It’s a moist day in Cork. The sky thick like a heavy sheet. The wind on holiday.
The Farmers’ Market crowd sparce with empty spaces, where Frank the Pole from Schull and Joe the breadboy used to be.
Grace chewing the plastic Sainsbury bag, reminding herself of her English roots.
It all began very well with a rush from home, Douglas to Mahon Point, one nappy change to brunch. As we drove in, in the off-white Saab, there was one great parking space. An orange sign above it with a symbol proclaiming that it was earmarked for someone with a child.
Hope abounding, then crushed as a man who looked every bit as if he was in from his hill, nipped in front. Like all bachelor farmers, he was alone in his vehicle. He looked intently everywhere except at me. My entreating eyes tightened and formed a firm frame of fiery fury. “I’ll make you talk to me, I will…”
So I pressed the electronic gyzmo that controls the windows. We would face each other without an impermeable membrane, iris to iris.
He had no chance. He was easy beef. I was too used to using chilli.
“Hi. You’re in the place that’s reserved for people with infants, like me.” I made sure he could see Grace in her carseat behind me.
“Isn’t she lovely?”, the unspoken implication. “Wouldn’t you like to be the one to set her off crying?”, the implication.
“For people with little children…”, in case he was still clogged up with mist in his ears.
“Oh” or was is “Ah”?
He got back into his muddy car, slammed the door and turned his wheel.
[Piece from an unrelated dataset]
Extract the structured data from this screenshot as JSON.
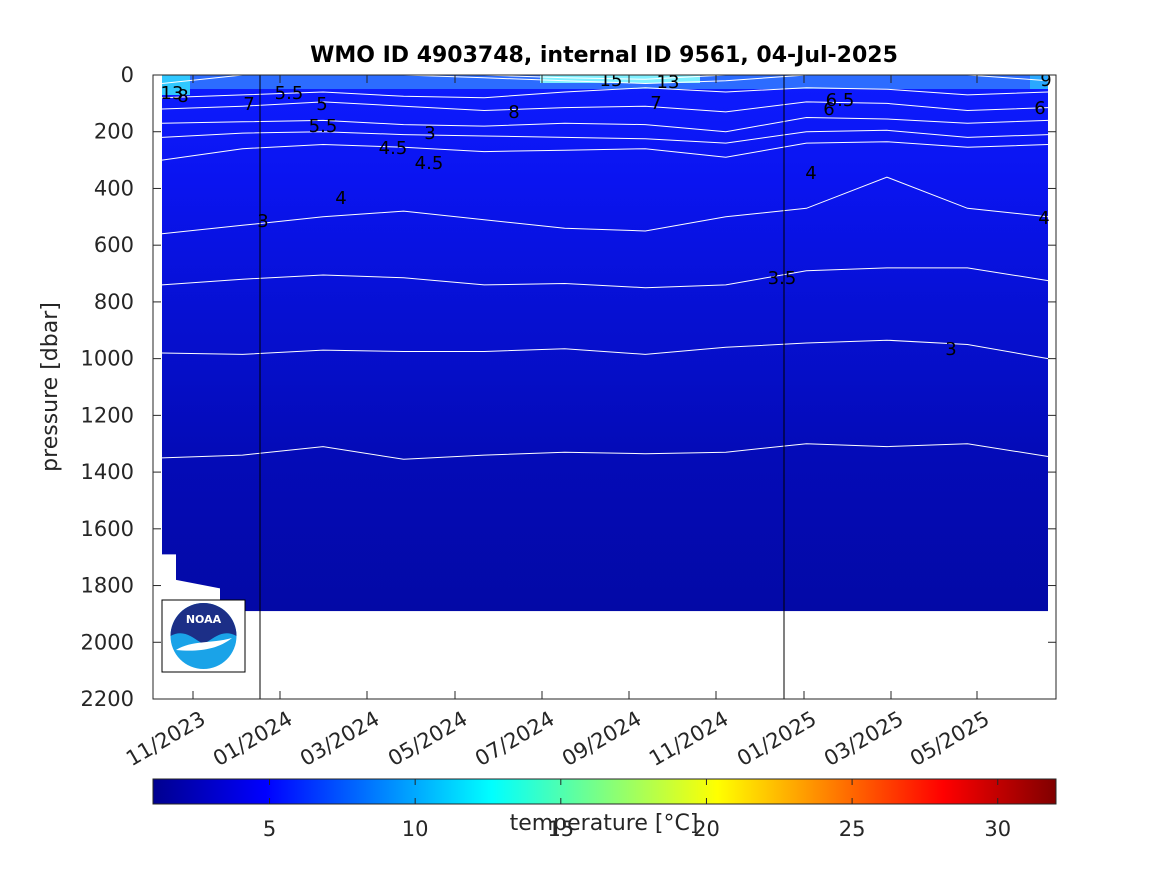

That was the last we saw of him.
I’ll be blogging from Lisdoonvarna all September. I’ll be talking to Willie Daly in the Matchmaker bar. There’s one tall dark farmer, with a dark suit and the stain of a yoke on his slieve, that I’ll be able to recommend for his sensitivity to the needs of elderly parents with daughters.
He might be a fine catch.
[ps The website for the Farmers’ Market in Cork is out of date. There is a Farmers’ Market in Mahon Point every Thursday, in the car park of Tesco.]